Opinion: The only way this correction pattern does not come true is if we are really in a new bull market and we are just getting started. If we are in a bull, then it will be a bubble bigger than the dot com, because IMO the true pain of the COVID recession has yet to come (bankruptcies, foreclosures, etc.). Any rise in stock prices is not going to be connected to reality after this point.

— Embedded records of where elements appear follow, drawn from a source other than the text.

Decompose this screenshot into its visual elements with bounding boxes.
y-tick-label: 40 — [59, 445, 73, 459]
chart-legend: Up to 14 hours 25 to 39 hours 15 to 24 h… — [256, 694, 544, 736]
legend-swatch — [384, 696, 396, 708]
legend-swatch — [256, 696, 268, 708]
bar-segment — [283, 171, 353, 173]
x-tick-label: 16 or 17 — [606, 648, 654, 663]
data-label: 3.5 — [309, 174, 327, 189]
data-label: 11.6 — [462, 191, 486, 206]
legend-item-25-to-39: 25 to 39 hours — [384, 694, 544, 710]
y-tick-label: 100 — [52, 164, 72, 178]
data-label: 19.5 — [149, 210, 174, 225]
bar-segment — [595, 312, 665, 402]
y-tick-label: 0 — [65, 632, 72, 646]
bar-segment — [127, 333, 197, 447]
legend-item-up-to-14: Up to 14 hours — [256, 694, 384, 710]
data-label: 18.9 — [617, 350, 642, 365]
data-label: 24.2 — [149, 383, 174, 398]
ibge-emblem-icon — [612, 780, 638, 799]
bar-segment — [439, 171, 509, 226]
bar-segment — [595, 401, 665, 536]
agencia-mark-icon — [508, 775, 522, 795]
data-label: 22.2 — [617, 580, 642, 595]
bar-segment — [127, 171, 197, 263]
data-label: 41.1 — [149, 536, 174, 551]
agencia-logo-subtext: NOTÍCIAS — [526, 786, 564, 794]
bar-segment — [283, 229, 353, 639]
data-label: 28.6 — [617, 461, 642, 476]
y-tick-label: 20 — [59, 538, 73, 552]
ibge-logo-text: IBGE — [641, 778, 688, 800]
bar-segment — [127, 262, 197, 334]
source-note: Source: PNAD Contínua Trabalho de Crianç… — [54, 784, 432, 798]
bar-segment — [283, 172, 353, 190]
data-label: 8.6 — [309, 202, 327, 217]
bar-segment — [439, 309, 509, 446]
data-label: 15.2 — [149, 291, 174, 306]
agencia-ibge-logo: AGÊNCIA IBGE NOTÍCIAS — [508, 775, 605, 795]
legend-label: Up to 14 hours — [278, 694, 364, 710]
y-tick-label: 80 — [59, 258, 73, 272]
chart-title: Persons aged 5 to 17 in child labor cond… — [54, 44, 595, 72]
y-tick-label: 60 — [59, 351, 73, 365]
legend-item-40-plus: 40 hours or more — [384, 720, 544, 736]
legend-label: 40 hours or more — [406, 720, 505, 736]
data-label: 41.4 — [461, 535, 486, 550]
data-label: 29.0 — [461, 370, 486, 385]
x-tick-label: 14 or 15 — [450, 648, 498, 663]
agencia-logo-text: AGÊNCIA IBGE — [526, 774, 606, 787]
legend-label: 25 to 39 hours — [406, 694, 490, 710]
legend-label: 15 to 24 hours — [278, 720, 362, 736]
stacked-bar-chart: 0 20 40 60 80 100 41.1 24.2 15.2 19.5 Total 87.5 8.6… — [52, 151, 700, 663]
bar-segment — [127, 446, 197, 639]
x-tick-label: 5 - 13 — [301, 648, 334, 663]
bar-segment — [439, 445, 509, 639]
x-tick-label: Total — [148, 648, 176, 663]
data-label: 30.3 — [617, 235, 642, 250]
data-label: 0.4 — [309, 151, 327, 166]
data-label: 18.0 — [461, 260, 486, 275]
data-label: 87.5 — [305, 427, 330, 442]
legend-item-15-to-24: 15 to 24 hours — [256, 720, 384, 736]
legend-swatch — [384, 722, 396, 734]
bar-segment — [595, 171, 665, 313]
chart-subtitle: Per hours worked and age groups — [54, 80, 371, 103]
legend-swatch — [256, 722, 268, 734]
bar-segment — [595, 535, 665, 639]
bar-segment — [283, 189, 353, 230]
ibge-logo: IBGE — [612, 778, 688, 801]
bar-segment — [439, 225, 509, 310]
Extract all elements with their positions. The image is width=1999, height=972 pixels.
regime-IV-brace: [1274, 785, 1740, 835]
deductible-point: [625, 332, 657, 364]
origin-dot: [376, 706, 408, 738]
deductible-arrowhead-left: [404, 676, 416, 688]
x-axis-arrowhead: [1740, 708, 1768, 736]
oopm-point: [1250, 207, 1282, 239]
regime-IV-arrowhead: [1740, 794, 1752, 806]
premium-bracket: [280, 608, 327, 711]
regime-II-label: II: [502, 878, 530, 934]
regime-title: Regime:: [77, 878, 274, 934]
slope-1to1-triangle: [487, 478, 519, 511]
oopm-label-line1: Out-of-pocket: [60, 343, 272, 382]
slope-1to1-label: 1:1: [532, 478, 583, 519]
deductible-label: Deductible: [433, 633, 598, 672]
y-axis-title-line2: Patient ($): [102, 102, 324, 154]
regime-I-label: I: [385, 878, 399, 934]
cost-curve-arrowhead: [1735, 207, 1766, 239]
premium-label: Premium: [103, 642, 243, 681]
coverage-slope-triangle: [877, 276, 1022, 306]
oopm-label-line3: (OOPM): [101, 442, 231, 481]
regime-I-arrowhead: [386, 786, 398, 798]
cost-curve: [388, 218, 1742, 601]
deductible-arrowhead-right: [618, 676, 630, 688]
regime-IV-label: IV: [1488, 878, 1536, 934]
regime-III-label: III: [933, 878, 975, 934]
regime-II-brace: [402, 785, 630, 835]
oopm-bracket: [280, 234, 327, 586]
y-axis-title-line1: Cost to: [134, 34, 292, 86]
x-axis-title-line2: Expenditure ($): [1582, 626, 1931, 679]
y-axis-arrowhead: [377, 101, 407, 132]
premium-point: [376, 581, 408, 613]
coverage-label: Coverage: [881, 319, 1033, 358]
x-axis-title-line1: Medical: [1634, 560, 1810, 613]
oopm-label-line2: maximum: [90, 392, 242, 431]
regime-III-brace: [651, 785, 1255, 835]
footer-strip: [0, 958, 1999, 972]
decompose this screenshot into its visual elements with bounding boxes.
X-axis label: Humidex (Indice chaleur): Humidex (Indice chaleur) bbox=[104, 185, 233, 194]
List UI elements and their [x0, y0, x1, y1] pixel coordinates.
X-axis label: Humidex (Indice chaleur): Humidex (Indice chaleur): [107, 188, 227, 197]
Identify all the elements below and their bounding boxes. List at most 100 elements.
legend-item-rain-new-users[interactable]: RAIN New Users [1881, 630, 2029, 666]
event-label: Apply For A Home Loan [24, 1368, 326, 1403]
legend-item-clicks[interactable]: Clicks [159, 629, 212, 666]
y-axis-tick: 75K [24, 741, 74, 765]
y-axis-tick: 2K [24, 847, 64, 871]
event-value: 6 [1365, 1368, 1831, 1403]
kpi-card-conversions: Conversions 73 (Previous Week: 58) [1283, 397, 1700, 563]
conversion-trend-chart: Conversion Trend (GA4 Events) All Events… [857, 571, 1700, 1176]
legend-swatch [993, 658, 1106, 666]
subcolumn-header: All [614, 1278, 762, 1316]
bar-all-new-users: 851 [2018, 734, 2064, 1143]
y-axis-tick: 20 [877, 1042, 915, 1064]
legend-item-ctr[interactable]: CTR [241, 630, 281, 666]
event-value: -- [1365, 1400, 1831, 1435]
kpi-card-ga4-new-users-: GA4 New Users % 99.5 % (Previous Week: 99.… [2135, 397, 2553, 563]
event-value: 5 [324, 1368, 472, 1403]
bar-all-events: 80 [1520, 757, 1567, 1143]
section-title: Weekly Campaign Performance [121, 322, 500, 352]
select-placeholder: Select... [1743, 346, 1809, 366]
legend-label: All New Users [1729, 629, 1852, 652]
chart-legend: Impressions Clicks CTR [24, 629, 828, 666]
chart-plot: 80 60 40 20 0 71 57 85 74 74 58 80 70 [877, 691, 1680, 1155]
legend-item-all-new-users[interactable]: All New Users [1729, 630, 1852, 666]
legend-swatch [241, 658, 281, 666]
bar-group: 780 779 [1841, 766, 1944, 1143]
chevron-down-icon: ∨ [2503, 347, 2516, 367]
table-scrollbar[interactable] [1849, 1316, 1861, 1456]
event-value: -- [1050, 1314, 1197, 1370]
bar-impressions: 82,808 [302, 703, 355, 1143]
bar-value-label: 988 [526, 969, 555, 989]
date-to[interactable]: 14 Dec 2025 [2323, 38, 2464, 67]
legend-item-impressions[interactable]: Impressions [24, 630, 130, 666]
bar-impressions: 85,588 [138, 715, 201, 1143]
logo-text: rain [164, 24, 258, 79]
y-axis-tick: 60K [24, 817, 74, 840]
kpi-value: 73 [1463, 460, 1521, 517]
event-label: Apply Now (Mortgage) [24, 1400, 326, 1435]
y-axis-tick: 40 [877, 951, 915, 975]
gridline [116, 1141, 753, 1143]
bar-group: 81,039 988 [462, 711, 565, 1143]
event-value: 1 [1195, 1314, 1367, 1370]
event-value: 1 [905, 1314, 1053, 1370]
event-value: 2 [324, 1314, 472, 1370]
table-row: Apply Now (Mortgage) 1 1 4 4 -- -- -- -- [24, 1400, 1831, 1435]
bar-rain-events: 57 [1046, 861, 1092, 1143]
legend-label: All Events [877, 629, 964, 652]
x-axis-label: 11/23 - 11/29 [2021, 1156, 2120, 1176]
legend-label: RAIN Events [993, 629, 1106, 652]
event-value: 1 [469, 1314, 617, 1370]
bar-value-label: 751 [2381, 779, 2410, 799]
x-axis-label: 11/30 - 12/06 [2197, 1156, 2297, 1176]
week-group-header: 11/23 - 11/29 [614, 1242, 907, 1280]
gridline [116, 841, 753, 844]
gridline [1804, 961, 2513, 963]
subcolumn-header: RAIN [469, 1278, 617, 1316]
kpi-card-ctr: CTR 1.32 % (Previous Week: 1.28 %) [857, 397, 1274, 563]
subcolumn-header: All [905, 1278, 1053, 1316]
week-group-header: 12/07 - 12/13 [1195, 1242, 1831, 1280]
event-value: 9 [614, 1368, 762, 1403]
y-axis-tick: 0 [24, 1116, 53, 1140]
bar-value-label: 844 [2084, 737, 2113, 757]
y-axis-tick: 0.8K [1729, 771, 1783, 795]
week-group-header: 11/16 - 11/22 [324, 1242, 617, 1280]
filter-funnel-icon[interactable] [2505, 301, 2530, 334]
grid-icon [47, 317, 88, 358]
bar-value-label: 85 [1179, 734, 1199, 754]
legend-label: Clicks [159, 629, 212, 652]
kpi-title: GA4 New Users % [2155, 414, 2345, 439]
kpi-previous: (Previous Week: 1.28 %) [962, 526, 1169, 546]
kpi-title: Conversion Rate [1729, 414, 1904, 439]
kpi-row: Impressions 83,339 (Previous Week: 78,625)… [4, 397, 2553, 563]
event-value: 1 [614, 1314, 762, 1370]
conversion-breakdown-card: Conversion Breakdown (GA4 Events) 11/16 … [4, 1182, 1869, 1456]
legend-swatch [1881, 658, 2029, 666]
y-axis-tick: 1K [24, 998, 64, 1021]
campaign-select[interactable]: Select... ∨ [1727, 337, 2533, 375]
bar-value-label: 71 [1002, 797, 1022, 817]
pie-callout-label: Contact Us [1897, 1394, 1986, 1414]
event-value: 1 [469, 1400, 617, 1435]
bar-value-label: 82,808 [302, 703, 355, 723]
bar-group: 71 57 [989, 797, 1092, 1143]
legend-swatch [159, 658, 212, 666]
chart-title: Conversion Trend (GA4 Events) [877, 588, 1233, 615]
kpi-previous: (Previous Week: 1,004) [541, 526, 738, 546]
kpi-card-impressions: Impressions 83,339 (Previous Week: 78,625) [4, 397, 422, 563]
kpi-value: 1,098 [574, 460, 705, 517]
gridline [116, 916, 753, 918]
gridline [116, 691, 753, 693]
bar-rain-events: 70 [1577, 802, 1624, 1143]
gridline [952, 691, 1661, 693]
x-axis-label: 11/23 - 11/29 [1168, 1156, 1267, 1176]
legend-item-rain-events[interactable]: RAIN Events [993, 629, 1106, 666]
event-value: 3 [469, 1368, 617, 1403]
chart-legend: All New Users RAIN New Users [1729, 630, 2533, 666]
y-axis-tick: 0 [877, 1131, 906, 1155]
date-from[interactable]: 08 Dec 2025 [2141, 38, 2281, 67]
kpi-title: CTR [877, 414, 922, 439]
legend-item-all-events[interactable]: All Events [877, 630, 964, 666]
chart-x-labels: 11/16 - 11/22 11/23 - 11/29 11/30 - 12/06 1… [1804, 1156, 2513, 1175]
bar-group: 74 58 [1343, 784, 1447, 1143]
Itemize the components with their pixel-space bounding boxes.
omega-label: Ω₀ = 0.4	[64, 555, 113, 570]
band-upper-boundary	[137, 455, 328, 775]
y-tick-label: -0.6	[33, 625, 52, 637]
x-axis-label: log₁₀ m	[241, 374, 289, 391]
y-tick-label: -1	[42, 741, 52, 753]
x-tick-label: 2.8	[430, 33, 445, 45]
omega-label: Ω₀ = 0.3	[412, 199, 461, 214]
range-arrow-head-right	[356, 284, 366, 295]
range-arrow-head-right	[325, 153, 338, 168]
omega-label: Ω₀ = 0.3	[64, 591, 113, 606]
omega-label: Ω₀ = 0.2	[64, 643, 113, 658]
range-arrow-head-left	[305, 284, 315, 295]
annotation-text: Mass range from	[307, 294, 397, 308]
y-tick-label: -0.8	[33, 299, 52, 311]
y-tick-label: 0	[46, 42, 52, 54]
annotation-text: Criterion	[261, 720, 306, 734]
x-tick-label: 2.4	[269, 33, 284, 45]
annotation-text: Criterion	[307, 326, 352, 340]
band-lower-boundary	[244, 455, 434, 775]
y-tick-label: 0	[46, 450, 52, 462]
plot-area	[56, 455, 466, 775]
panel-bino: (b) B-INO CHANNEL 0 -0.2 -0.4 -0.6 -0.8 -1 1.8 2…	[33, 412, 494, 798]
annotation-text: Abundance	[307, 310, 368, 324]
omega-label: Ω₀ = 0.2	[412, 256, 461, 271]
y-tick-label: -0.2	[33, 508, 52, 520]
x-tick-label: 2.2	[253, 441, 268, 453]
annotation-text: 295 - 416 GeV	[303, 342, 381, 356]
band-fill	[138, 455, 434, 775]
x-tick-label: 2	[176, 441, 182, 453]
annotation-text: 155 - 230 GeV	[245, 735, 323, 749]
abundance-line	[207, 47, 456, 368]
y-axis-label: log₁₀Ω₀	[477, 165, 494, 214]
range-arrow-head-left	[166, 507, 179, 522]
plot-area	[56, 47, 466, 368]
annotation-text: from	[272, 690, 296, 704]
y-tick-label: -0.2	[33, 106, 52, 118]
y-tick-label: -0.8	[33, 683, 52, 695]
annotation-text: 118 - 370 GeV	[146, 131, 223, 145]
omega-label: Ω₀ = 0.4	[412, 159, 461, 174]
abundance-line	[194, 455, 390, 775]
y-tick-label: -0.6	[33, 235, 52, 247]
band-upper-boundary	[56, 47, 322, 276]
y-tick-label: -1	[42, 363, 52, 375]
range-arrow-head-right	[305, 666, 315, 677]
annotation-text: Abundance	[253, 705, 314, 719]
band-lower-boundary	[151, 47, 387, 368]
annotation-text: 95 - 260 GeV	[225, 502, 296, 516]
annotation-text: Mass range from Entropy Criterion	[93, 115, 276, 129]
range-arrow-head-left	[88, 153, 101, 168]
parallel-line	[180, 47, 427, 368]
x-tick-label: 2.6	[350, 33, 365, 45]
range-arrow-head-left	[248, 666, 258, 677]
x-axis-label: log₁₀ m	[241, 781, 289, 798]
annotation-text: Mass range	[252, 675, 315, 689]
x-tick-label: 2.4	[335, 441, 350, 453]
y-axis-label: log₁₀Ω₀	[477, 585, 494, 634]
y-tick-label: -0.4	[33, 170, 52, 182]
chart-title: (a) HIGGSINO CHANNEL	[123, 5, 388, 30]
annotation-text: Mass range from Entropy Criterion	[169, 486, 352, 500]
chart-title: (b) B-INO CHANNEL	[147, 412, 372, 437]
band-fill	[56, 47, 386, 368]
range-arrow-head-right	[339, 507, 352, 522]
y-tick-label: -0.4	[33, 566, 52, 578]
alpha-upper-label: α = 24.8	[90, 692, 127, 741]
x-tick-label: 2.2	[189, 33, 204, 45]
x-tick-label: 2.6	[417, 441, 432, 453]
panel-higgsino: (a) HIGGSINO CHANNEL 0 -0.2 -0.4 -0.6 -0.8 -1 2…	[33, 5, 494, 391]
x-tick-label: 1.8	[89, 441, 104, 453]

Not trading advice, but hope it helps. Good luck.

Comment

For context since 2008. Note the bearish divergence in the 1M time frame.

Comment

One thing that I can't quite wrap my head around is the MACD at the 1M time frame. That value is still up there around 150. Right around ATH for that indicator. The March crash only brought it down to 100. The 2009 crash went to -100. Markets always revert to the mean, which means at some point in the future something epic is going to happen to the market to get it back down to the MACD's negative range. It has been positive since 2011. That means either a crash that is 2-3X bigger, same depth but 2-3x longer, or 1-2 years of slowly chopping our way down (2008-2009 style).
Comments
John_More
Nice
thebrewer35
100%
VincePrince
Thanks for sharing, upvoted!
BakiShirzadi
Nice chart
transparent-fx
a correction is possible, but I don't expect it that massive, I also suggest cleaner charts, but whatever works for you does the job :)
Saeed966
Nice analysis
PolarHusk
As always very nice work!
ProfitHarvest
Nailed it! Sick call.

1-2 years of chopping down to early 2022 ultimate bottom. @markettimer777

Nice drop calls, I’m shooting for 2600-3000, 2850 is looking most likely from the data I have so far but it’s a wide field still with 3k and 3180 close behind. 2500-2600 next.
Davidmjr
How you dare to say people that markets could go down? Everyone knows you could buy until hell because fed and central banks always save you. Better than any stop loss.
...but yes, I have the same vision as you but the statement above is very clear in every drop. everyone is buying the f.cking dip.